For instance, there is a 70% chance to transition from `S[3]`

to `S[1]`

.

The probablitities of observations will be represented by a NxM matrix, with `O(i,j)`

as `O[i][j]`

.

```
local O = {
{ 5, 95 },
{ 55, 45 },
{ 90, 10 },
}
```

Let us make sure we didn't make too many mistakes thanks to our two probability equations from earlier:

```
local sum = function(t)
local s = 0
for i=1,#t do s = s + t[i] end
return s
end
for i=1,N do
assert(sum(T[i]) == 100)
assert(sum(O[i]) == 100)
end
```

This is what our example system looks like in graph form:

The green part is the Markov chain itself, the blue part corresponds to the observation device. Arcs are labeled with probabilities of transition or observation.

Now we can simulate the behavior of the system.

```
local proba_pick = function(v)
local p,s = math.random(1,100),0
for i=1,#v do
s = s + v[i]
if p <= s then
return i
end
end
assert(false)
end
local S,V = {},{}
local transition = function(t)
assert(S[t-1] and not S[t])
S[t] = proba_pick(P[S[t-1]])
end
local observe = function(t)
assert(S[t] and not V[t])
V[t] = proba_pick(O[S[t]])
end
S[1] = math.random(1,N)
observe(1)
for t=2,L do
transition(t)
observe(t)
end
```

This code is slightly more complicated, but what you should understand is that, at the end of it, `S`

is a vector of `L`

states of the system and `V`

is the corresponding vector of observations. The initial state `S[1]`

is chosen randomly with uniform probabilities.

Now, let us proceed to guess what happens inside the black box. We do so iteratively: at each tick `t`

, we calculate the most plausible sequence of events that could have led to each possible state of the system, given the observation at `t`

and the results for `t-1`

.

```
local trellis = {{}}
local prb = function(x)
return math.log(x/100)
end
local viterbi_node = function(t,i)
local prev = assert(trellis[t-1])
local idx,proba = 0,-math.huge
local p
for j=1,N do
p = prev[j].proba + prb(T[j][i]) + prb(1/N*O[i][V[t]])
if p > proba then proba,idx = p,j end
end
return {
state = i,
proba = proba,
prev = prev[idx],
}
end
local viterbi_step = function(t)
assert(not trellis[t])
trellis[t] = {}
for i=1,N do
trellis[t][i] = viterbi_node(t,i)
end
end
-- initialize the trellis
for i=1,N do
trellis[1][i] = {
state = i,
proba = prb(1/N*O[i][V[1]])
}
end
-- run the algorithm
for t=2,L do
viterbi_step(t)
end
```

Again, not trivial code, but this is the Viterbi algorithm itself.
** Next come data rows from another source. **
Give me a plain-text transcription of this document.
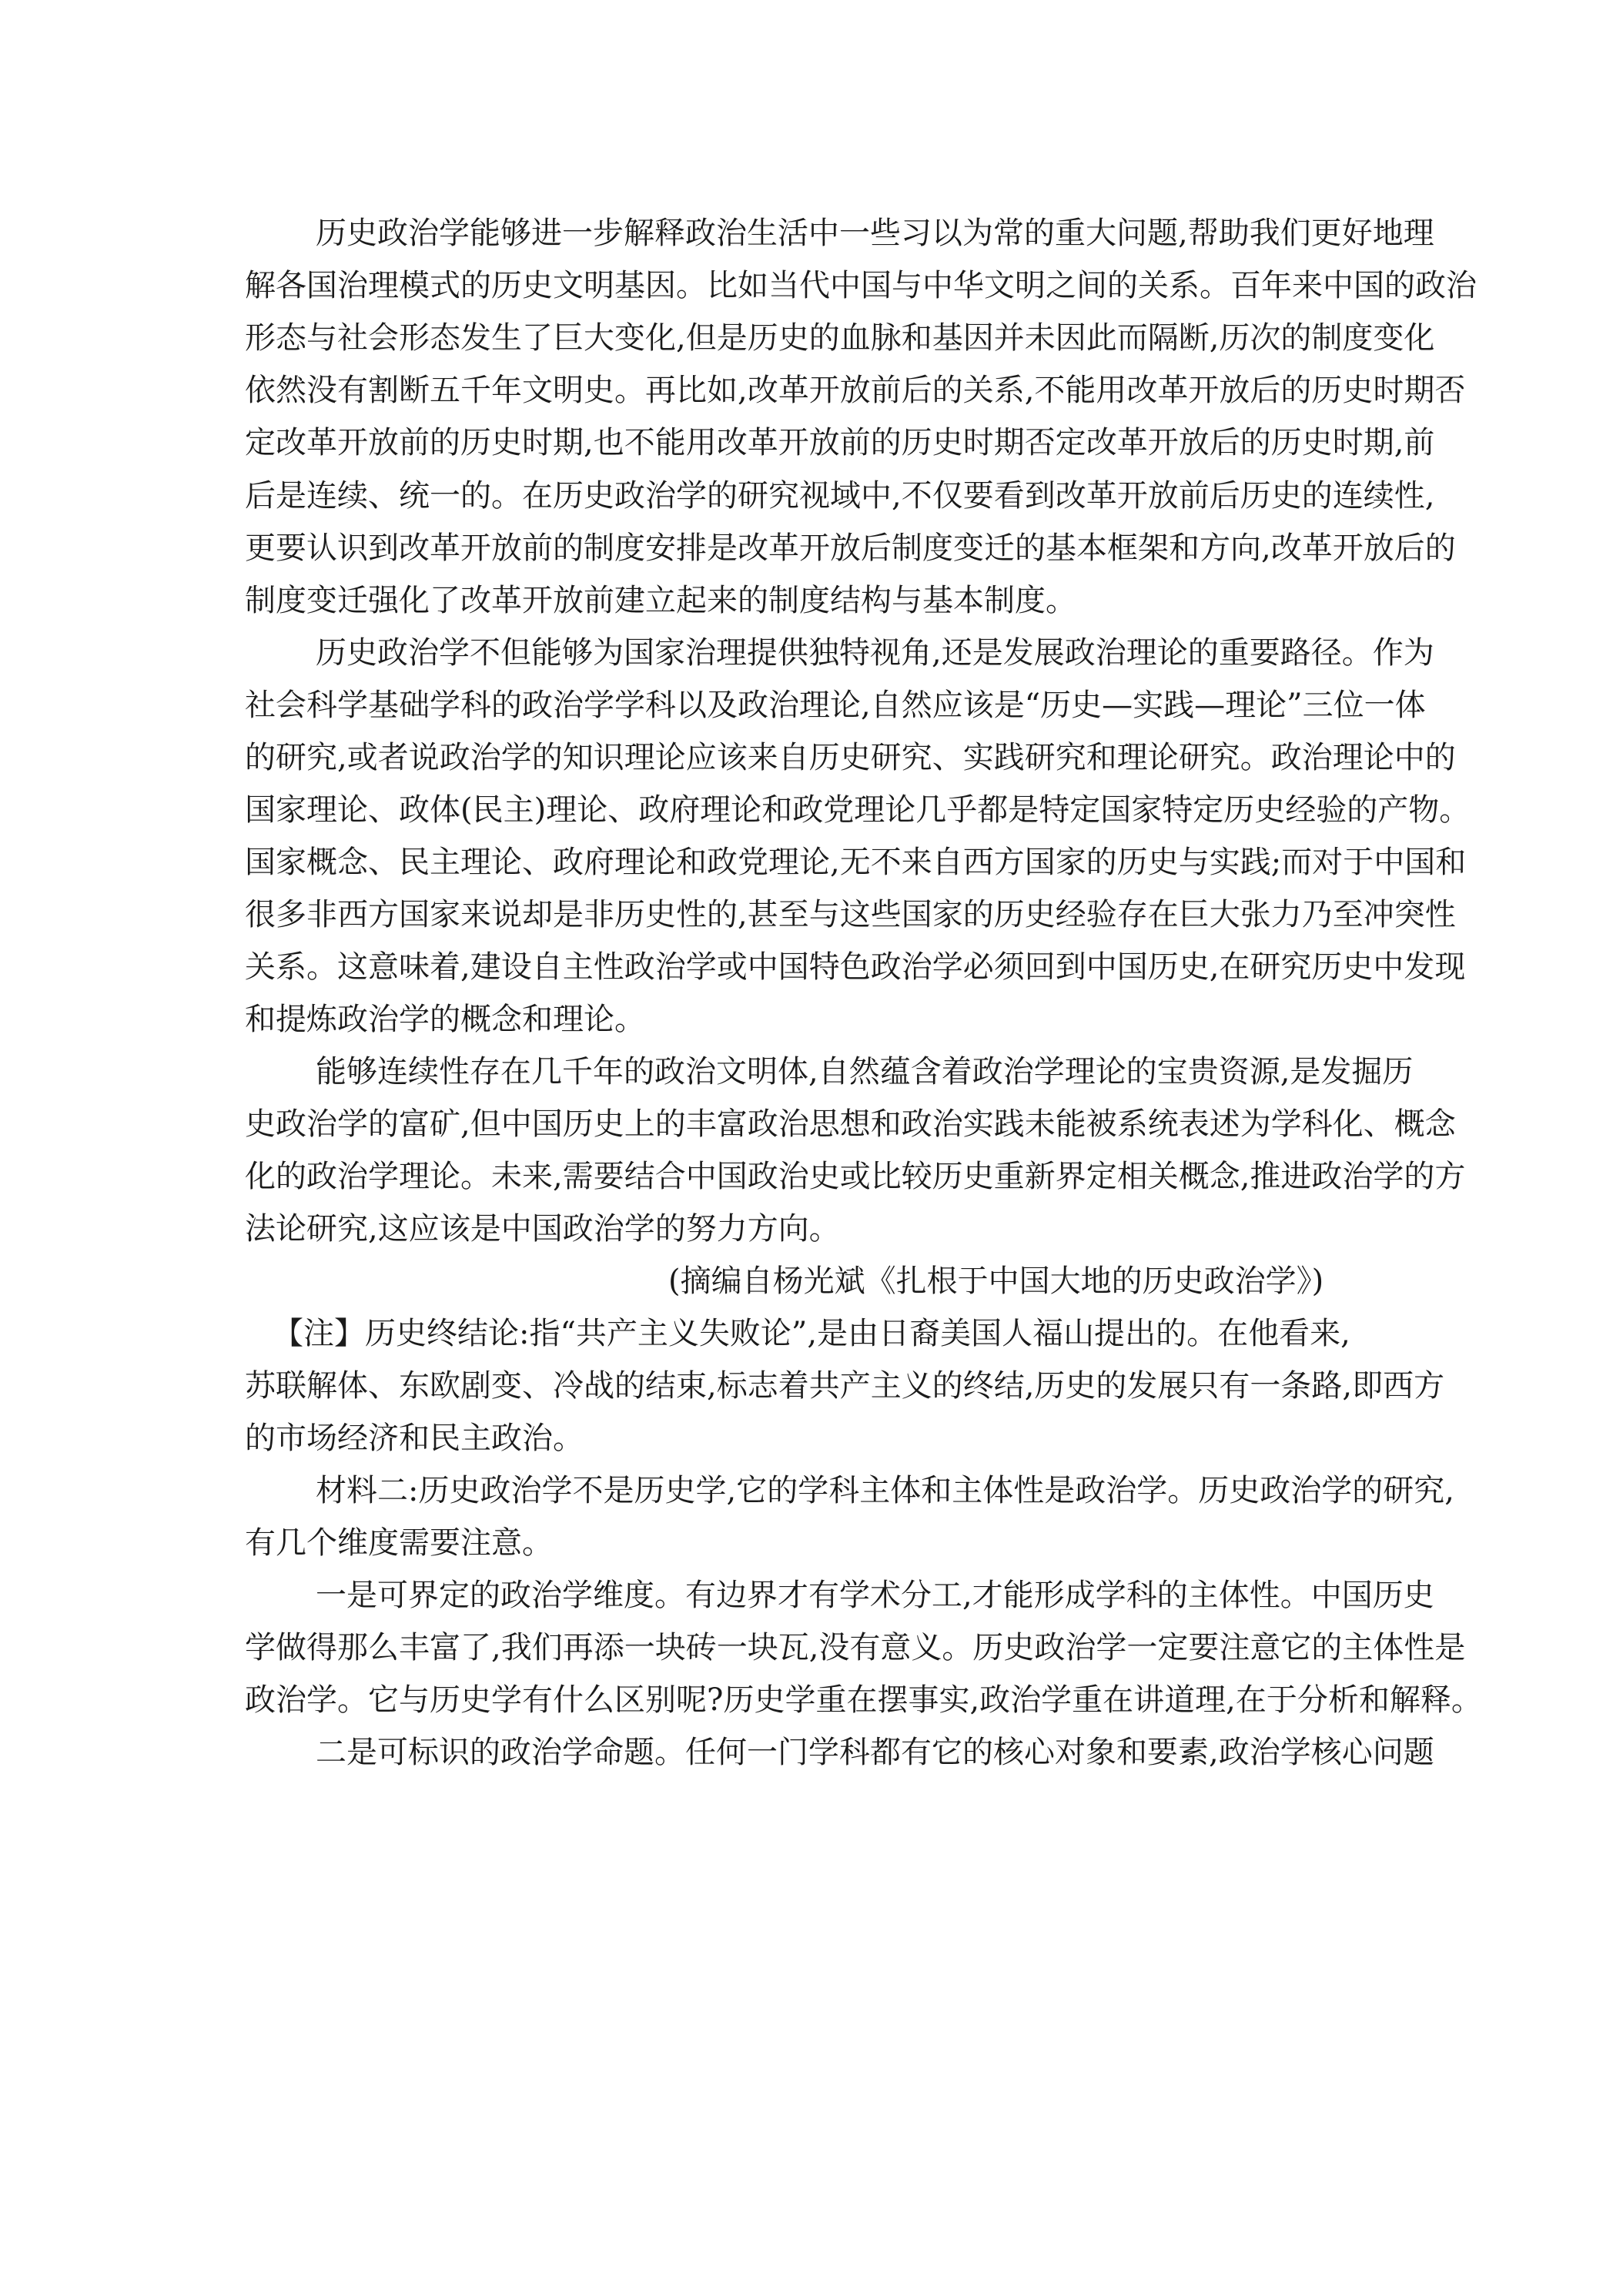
历史政治学能够进一步解释政治生活中一些习以为常的重大问题,帮助我们更好地理
解各国治理模式的历史文明基因。比如当代中国与中华文明之间的关系。百年来中国的政治
形态与社会形态发生了巨大变化,但是历史的血脉和基因并未因此而隔断,历次的制度变化
依然没有割断五千年文明史。再比如,改革开放前后的关系,不能用改革开放后的历史时期否
定改革开放前的历史时期,也不能用改革开放前的历史时期否定改革开放后的历史时期,前
后是连续、统一的。在历史政治学的研究视域中,不仅要看到改革开放前后历史的连续性,
更要认识到改革开放前的制度安排是改革开放后制度变迁的基本框架和方向,改革开放后的
制度变迁强化了改革开放前建立起来的制度结构与基本制度。
历史政治学不但能够为国家治理提供独特视角,还是发展政治理论的重要路径。作为
社会科学基础学科的政治学学科以及政治理论,自然应该是“历史—实践—理论”三位一体
的研究,或者说政治学的知识理论应该来自历史研究、实践研究和理论研究。政治理论中的
国家理论、政体(民主)理论、政府理论和政党理论几乎都是特定国家特定历史经验的产物。
国家概念、民主理论、政府理论和政党理论,无不来自西方国家的历史与实践;而对于中国和
很多非西方国家来说却是非历史性的,甚至与这些国家的历史经验存在巨大张力乃至冲突性
关系。这意味着,建设自主性政治学或中国特色政治学必须回到中国历史,在研究历史中发现
和提炼政治学的概念和理论。
能够连续性存在几千年的政治文明体,自然蕴含着政治学理论的宝贵资源,是发掘历
史政治学的富矿,但中国历史上的丰富政治思想和政治实践未能被系统表述为学科化、概念
化的政治学理论。未来,需要结合中国政治史或比较历史重新界定相关概念,推进政治学的方
法论研究,这应该是中国政治学的努力方向。
(摘编自杨光斌《扎根于中国大地的历史政治学》)
【注】历史终结论:指“共产主义失败论”,是由日裔美国人福山提出的。在他看来,
苏联解体、东欧剧变、冷战的结束,标志着共产主义的终结,历史的发展只有一条路,即西方
的市场经济和民主政治。
材料二:历史政治学不是历史学,它的学科主体和主体性是政治学。历史政治学的研究,
有几个维度需要注意。
一是可界定的政治学维度。有边界才有学术分工,才能形成学科的主体性。中国历史
学做得那么丰富了,我们再添一块砖一块瓦,没有意义。历史政治学一定要注意它的主体性是
政治学。它与历史学有什么区别呢?历史学重在摆事实,政治学重在讲道理,在于分析和解释。
二是可标识的政治学命题。任何一门学科都有它的核心对象和要素,政治学核心问题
Moreover we use logarithmic sums for probabilities to avoid numerical problems.

What the algorithm does is build a trellis, a special kind of graph. For every step `t`

we calculate the most plausible sequence of events (a path through the trellis) which ends up with the system in each of the possible states. When we reach the end of the simulation, we take the most plausible state of the system and take the path that led to it as our estimate of what happened.

To avoid memory usage explosion, we do not actually store the paths themselves in the nodes of the trellis. Instead, in a node at tick `t`

, we store a pointer to the previous node (at `t-1`

) that led there. This is why we have to backtrack through the trellis to find the actual path:

```
local getpath = function(node)
local r = {}
repeat
table.insert(r,1,node.state)
node = node.prev
until (not node)
return r
end
local best_node = function(nodes)
local r = {proba = -math.huge}
for i=1,#nodes do
if nodes[i].proba > r.proba then
r = nodes[i]
end
end
return r
end
local bestpath = getpath(best_node(trellis[L]))
```

To check if this work, let's take the actual system out of the box and calculate how much it looks like our estimate:

```
local ok = 0
for i=1,L do
if S[i] == bestpath[i] then
ok = ok + 1
end
end
print(100*ok/L)
```

The result I got with those parameters is 72% accuracy, to compare to what a naive random process would get (33%).

Let's go back to the title of this post: now that you know what it does, *why* is Viterbi's algorithm my favorite?

I admit that the elegance of the representation of the problem as a trellis is part of the reason, but mainly it's because of its implications. Think about it: fundamentally it is an algorithm that allows a machine to *explain what it observes*. Isn't that crazy?